Так я впервые узнал на собственной шкуре, что путешествие может сделать тебя другим человеком. Вдали от Фреда и наших родителей мы ощутили себя повзрослевшими, самостоятельными. Мы вырвались из-под присмотра. Уехав, порвали с тягостной реальностью, где в наш мир вторгались чужие. «Когда люди задают тебе вопросы, на которые ты не в силах ответить, найди новых людей», — рассудил я. Мы были почти счастливы в своем далеке, среди местных, которым жилось, по-видимому, еще хуже нашего, в сумбурном — как раз под мое настроение — городе. Сбережений хватило бы нам на месяц. Я начал искать работу.

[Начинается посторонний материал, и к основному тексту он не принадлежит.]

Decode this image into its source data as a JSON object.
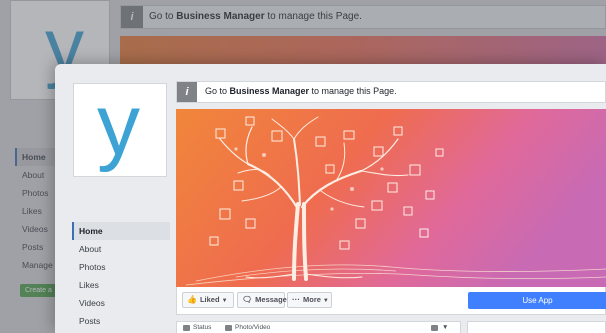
{
  "page_logo_letter": "y",
  "notice": {
    "prefix": "Go to ",
    "link": "Business Manager",
    "suffix": " to manage this Page.",
    "icon": "info-icon"
  },
  "nav": {
    "items": [
      {
        "label": "Home",
        "active": true
      },
      {
        "label": "About"
      },
      {
        "label": "Photos"
      },
      {
        "label": "Likes"
      },
      {
        "label": "Videos"
      },
      {
        "label": "Posts"
      }
    ]
  },
  "bg_nav": {
    "items": [
      "Home",
      "About",
      "Photos",
      "Likes",
      "Videos",
      "Posts",
      "Manage"
    ],
    "create_label": "Create a"
  },
  "actions": {
    "liked": "Liked",
    "message": "Message",
    "more": "More",
    "use_app": "Use App"
  },
  "composer": {
    "status": "Status",
    "photo_video": "Photo/Video"
  },
  "colors": {
    "accent": "#4080ff",
    "logo": "#3da3d5",
    "cover_start": "#f0863a",
    "cover_end": "#c86ab4",
    "active_border": "#3b6fb5"
  }
}
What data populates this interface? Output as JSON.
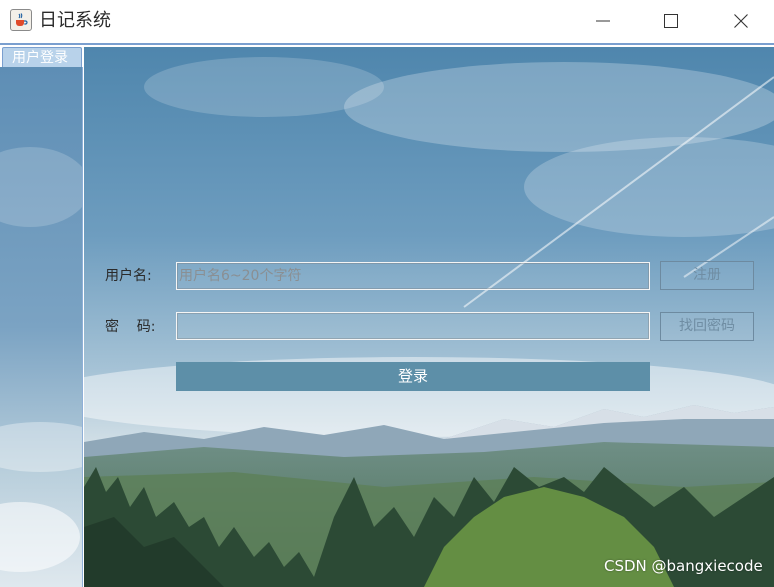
{
  "window": {
    "title": "日记系统",
    "app_icon": "java-coffee-cup-icon",
    "controls": {
      "minimize": "minimize-icon",
      "maximize": "maximize-icon",
      "close": "close-icon"
    }
  },
  "tabs": [
    {
      "label": "用户登录",
      "selected": true
    }
  ],
  "form": {
    "username_label": "用户名:",
    "username_placeholder": "用户名6~20个字符",
    "password_label": "密    码:",
    "password_value": "",
    "register_button": "注册",
    "recover_button": "找回密码",
    "login_button": "登录"
  },
  "colors": {
    "login_button": "#5d8fa8",
    "tab_background": "#b8d2ea",
    "titlebar_accent": "#7a9fcf"
  },
  "watermark": "CSDN @bangxiecode"
}
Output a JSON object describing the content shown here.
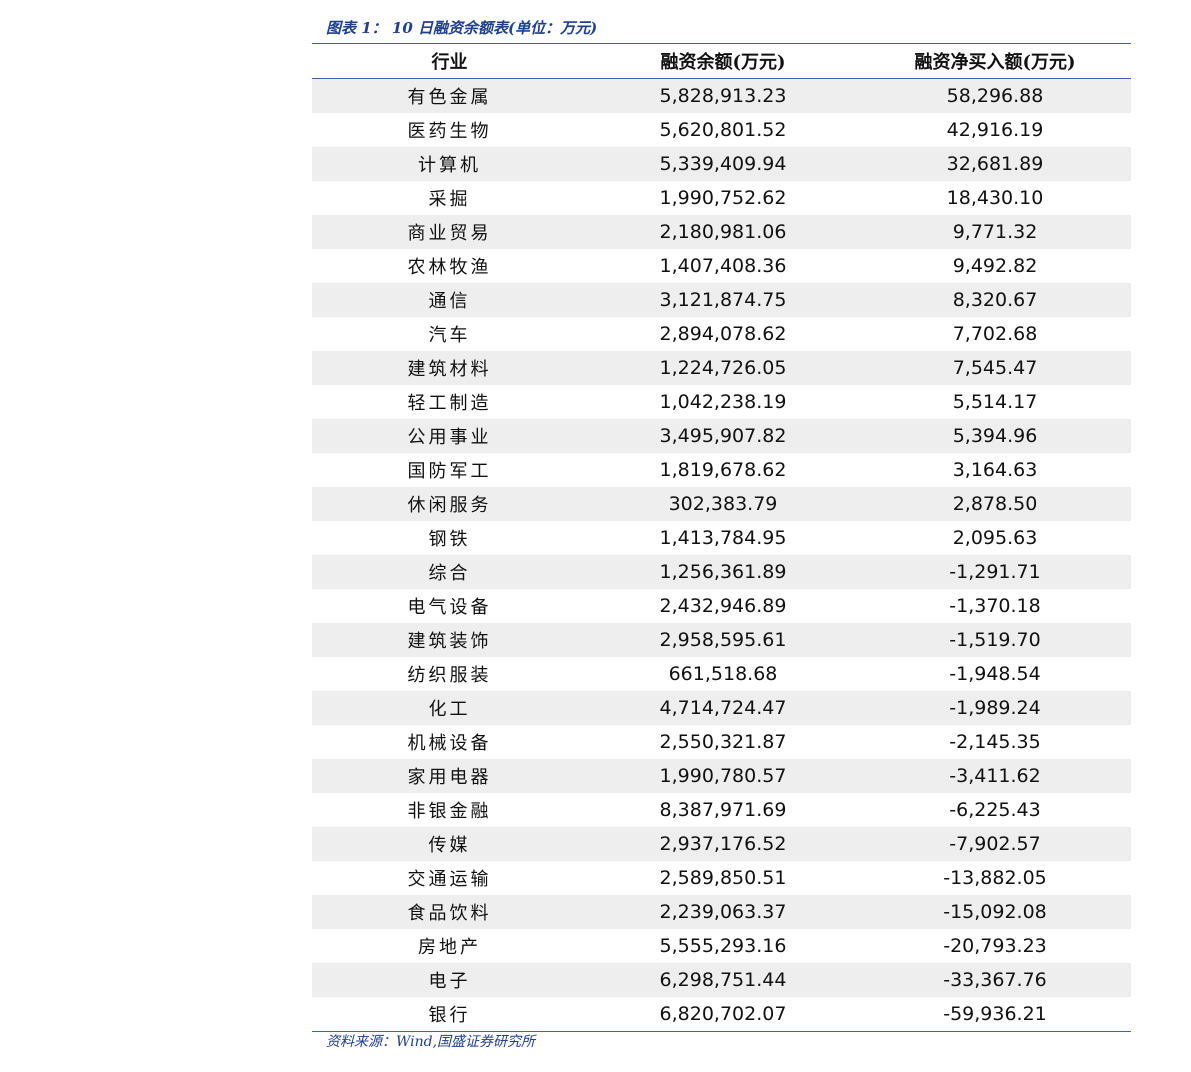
{
  "caption": "图表 1： 10 日融资余额表(单位：万元)",
  "columns": {
    "industry": "行业",
    "balance": "融资余额(万元)",
    "net_buy": "融资净买入额(万元)"
  },
  "rows": [
    {
      "industry": "有色金属",
      "balance": "5,828,913.23",
      "net_buy": "58,296.88"
    },
    {
      "industry": "医药生物",
      "balance": "5,620,801.52",
      "net_buy": "42,916.19"
    },
    {
      "industry": "计算机",
      "balance": "5,339,409.94",
      "net_buy": "32,681.89"
    },
    {
      "industry": "采掘",
      "balance": "1,990,752.62",
      "net_buy": "18,430.10"
    },
    {
      "industry": "商业贸易",
      "balance": "2,180,981.06",
      "net_buy": "9,771.32"
    },
    {
      "industry": "农林牧渔",
      "balance": "1,407,408.36",
      "net_buy": "9,492.82"
    },
    {
      "industry": "通信",
      "balance": "3,121,874.75",
      "net_buy": "8,320.67"
    },
    {
      "industry": "汽车",
      "balance": "2,894,078.62",
      "net_buy": "7,702.68"
    },
    {
      "industry": "建筑材料",
      "balance": "1,224,726.05",
      "net_buy": "7,545.47"
    },
    {
      "industry": "轻工制造",
      "balance": "1,042,238.19",
      "net_buy": "5,514.17"
    },
    {
      "industry": "公用事业",
      "balance": "3,495,907.82",
      "net_buy": "5,394.96"
    },
    {
      "industry": "国防军工",
      "balance": "1,819,678.62",
      "net_buy": "3,164.63"
    },
    {
      "industry": "休闲服务",
      "balance": "302,383.79",
      "net_buy": "2,878.50"
    },
    {
      "industry": "钢铁",
      "balance": "1,413,784.95",
      "net_buy": "2,095.63"
    },
    {
      "industry": "综合",
      "balance": "1,256,361.89",
      "net_buy": "-1,291.71"
    },
    {
      "industry": "电气设备",
      "balance": "2,432,946.89",
      "net_buy": "-1,370.18"
    },
    {
      "industry": "建筑装饰",
      "balance": "2,958,595.61",
      "net_buy": "-1,519.70"
    },
    {
      "industry": "纺织服装",
      "balance": "661,518.68",
      "net_buy": "-1,948.54"
    },
    {
      "industry": "化工",
      "balance": "4,714,724.47",
      "net_buy": "-1,989.24"
    },
    {
      "industry": "机械设备",
      "balance": "2,550,321.87",
      "net_buy": "-2,145.35"
    },
    {
      "industry": "家用电器",
      "balance": "1,990,780.57",
      "net_buy": "-3,411.62"
    },
    {
      "industry": "非银金融",
      "balance": "8,387,971.69",
      "net_buy": "-6,225.43"
    },
    {
      "industry": "传媒",
      "balance": "2,937,176.52",
      "net_buy": "-7,902.57"
    },
    {
      "industry": "交通运输",
      "balance": "2,589,850.51",
      "net_buy": "-13,882.05"
    },
    {
      "industry": "食品饮料",
      "balance": "2,239,063.37",
      "net_buy": "-15,092.08"
    },
    {
      "industry": "房地产",
      "balance": "5,555,293.16",
      "net_buy": "-20,793.23"
    },
    {
      "industry": "电子",
      "balance": "6,298,751.44",
      "net_buy": "-33,367.76"
    },
    {
      "industry": "银行",
      "balance": "6,820,702.07",
      "net_buy": "-59,936.21"
    }
  ],
  "source": "资料来源：Wind,国盛证券研究所"
}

— Устроился работать на сухогруз, — написал я домой. — Пишу из Сан-Хуана — у нас тут стоянка. Домой вернусь в августе или сентябре.
Одной личиной больше — теперь я еще и палубный матрос. Мать купилась на это неуклюжее вранье. Поскольку я ни о чем ее не просил, она приняла мое решение. А может, переживала за других детей — нас же была целая орава, — и не очень любопытствовала, как там я. Видимо, успокоилась, узнав, что я нашел себе какое-никакое место в жизни.
В «Кариб-Хилтоне» на перешейке Пуэрта де Тьерра требовался персонал. Я хотел устроиться спасателем в бассейн, но, когда я заговорил с менеджером по-английски, он предложил мне обратиться в ресторан — туда, в основном, ходили англоговорящие туристы. Меня взяли.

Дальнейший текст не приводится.